Hilda Flower Martin, Principal, Revista



  • Size of the Industry

    • Hospitals: 5,407 properties; 1.7B square feet; $605B total value

    • Medical Office Buildings: 33,387 properties; 1.4B square feet; $363B total value

    • Grand Total: 38,794 properties; 3.0B square feet; $968B total value

  • Top five owners in healthcare: Kaiser Foundation Hospitals (Oakland, Calif.); Welltower; Ventas, Inc.; Ascension Health Alliance (St. Louis), Hospital Corp. of America (Nashville, Tenn.)

  • Continued strong transaction volume

  • Private equity is now a net buyer

  • MOB Cap rates continue to compress, hospitals stable

  • Outpatient sector is largely user-owned

  • Outpatient building occupancy is stable long term

  • Construction pipeline is strong

  • Outpatient deliveries increasing (although with an odd dip in 2016 starts)

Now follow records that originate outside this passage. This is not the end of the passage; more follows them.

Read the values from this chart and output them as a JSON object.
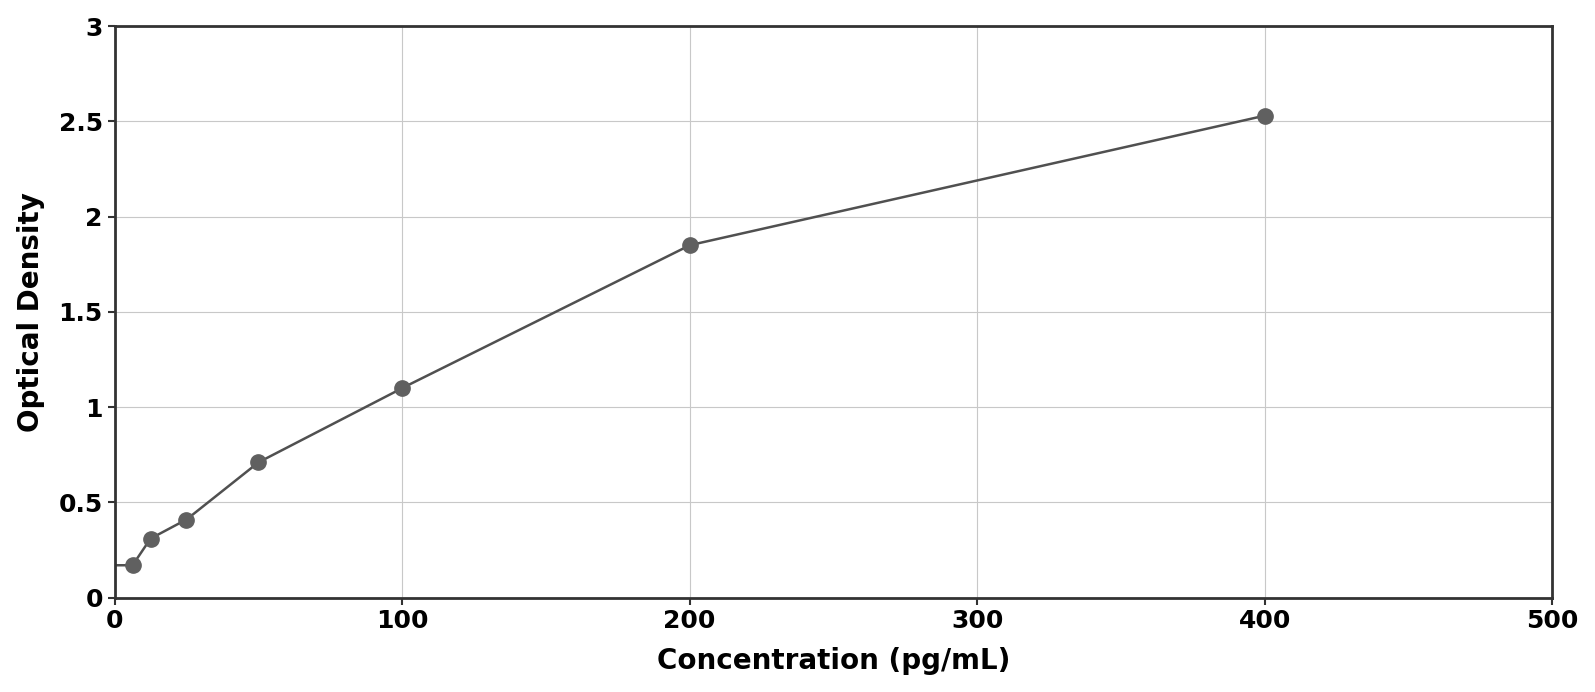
{
  "x_data": [
    6.25,
    12.5,
    25,
    50,
    100,
    200,
    400
  ],
  "y_data": [
    0.17,
    0.31,
    0.41,
    0.71,
    1.1,
    1.85,
    2.53
  ],
  "xlabel": "Concentration (pg/mL)",
  "ylabel": "Optical Density",
  "xlim": [
    0,
    500
  ],
  "ylim": [
    0,
    3
  ],
  "xticks": [
    0,
    100,
    200,
    300,
    400,
    500
  ],
  "yticks": [
    0,
    0.5,
    1.0,
    1.5,
    2.0,
    2.5,
    3.0
  ],
  "marker_color": "#606060",
  "line_color": "#505050",
  "marker_size": 11,
  "line_width": 1.8,
  "grid_color": "#c8c8c8",
  "background_color": "#ffffff",
  "figure_background": "#ffffff",
  "xlabel_fontsize": 20,
  "ylabel_fontsize": 20,
  "tick_fontsize": 18,
  "border_color": "#333333",
  "curve_x_end": 400
}
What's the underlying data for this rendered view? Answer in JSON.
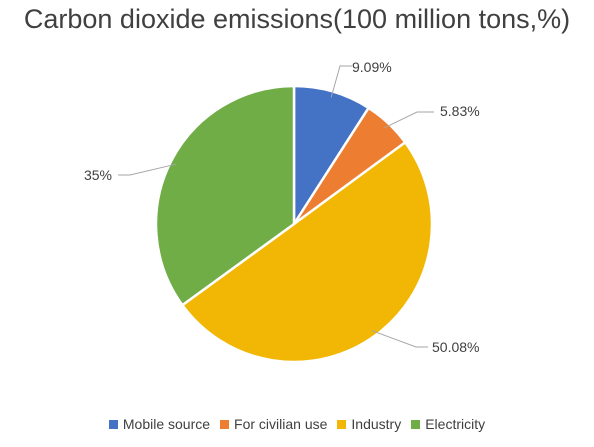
{
  "chart_data": {
    "type": "pie",
    "title": "Carbon dioxide emissions(100 million tons,%)",
    "categories": [
      "Mobile source",
      "For civilian use",
      "Industry",
      "Electricity"
    ],
    "values": [
      9.09,
      5.83,
      50.08,
      35
    ],
    "data_labels": [
      "9.09%",
      "5.83%",
      "50.08%",
      "35%"
    ],
    "colors": [
      "#4472C4",
      "#ED7D31",
      "#F2B705",
      "#70AD47"
    ],
    "legend_position": "bottom",
    "start": "12 o'clock, clockwise"
  }
}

  • Off-campus development accelerating

  • Suna says they are creating certain facilities with specialties, such as women’s, men’s and cancer centers, but then creating ambulatory centers that are multidisciplinary. Ahn says he sees the same building trends.

  • When asked what is keeping them up at night, Ahn replies he’s concerned with maintaining his facilities through natural disasters and emergency planning. He mentioned the terrible events in Las Vegas and says we must be prepared. Suna agrees, saying, “We lived through Sandy. It had a devastating impact on our campus.” She says they have made huge progress and are comfortable with the work that they’ve done to protect that campus.

  • Suna says she is always looking for space. The top things she is looking for with space include:

    • Space they can own. If they can’t own, they prefer long-term leasing.

    • Ability to finance their own construction.

    • Proper due diligence on infrastructure.

    • Facilities that work with their brand.

  • Ahn says they only want to own and invest in land if it’s on their campus. They do not want to invest their capital in ambulatory facilities. He does work hard to find the right landlord. “A long-term lease is kind of like a marriage. We will walk away from a building if the landlord is not good,” he says.

  Connecting the Dots

Left to Right:

Tony Caputo, Principal, Practice Leader - Design, ARRAY Architects
Christina DeRose, Director Real Estate & Space Management, Weill Cornell Medical College
Louis Della-Peruta, Senior Project Manager, LF Driscoll Healthcare



  • Caputo says it is invaluable to assemble your design team, build team and owner early in the process. “Even at the feasibility stage before it becomes a real project, it can be invaluable.”

  • Della-Peruta says that getting the construction team on board early can help you with due diligence on the space. They can look at the design and budget, helping you go through your project with live updates and value engineering while you’re putting your program together.

  • DeRose says Cornell University prefers to use its capital investment on campus so most of the off-campus space for doctors is leased. She says, “We’ll spend that money to make sure we fit in a medical space.” They make sure the end user is known and test fit the space while simultaneously negotiating the lease. Since doctors see patients at night and on the weekends, she always makes sure the buildings can meet their power and cooling needs at odd times.

  Job Order Contracting: A Remedy for Cost & Time Challenges in Healthcare
  Douglas Gayden, Director of Healthcare, The Gordian Group


  • Only 2.5% of all global projects are delivered on time and on budget

  • Only 25% of projects are completed within 10% of the original schedule

  • Only 31% are completed within 10% of the original budget (Source: PricewaterhouseCoopers)

  • Job order contracting allows:

    • Indefinite delivery/indefinite quantity process (IDIQ)

    • Contractors to complete a substantial number of individual projects with a single bid

    • Tasks to be based on competitively bid, preset prices

  • From one competitively awarded contract, you can procure an indefinite number of projects.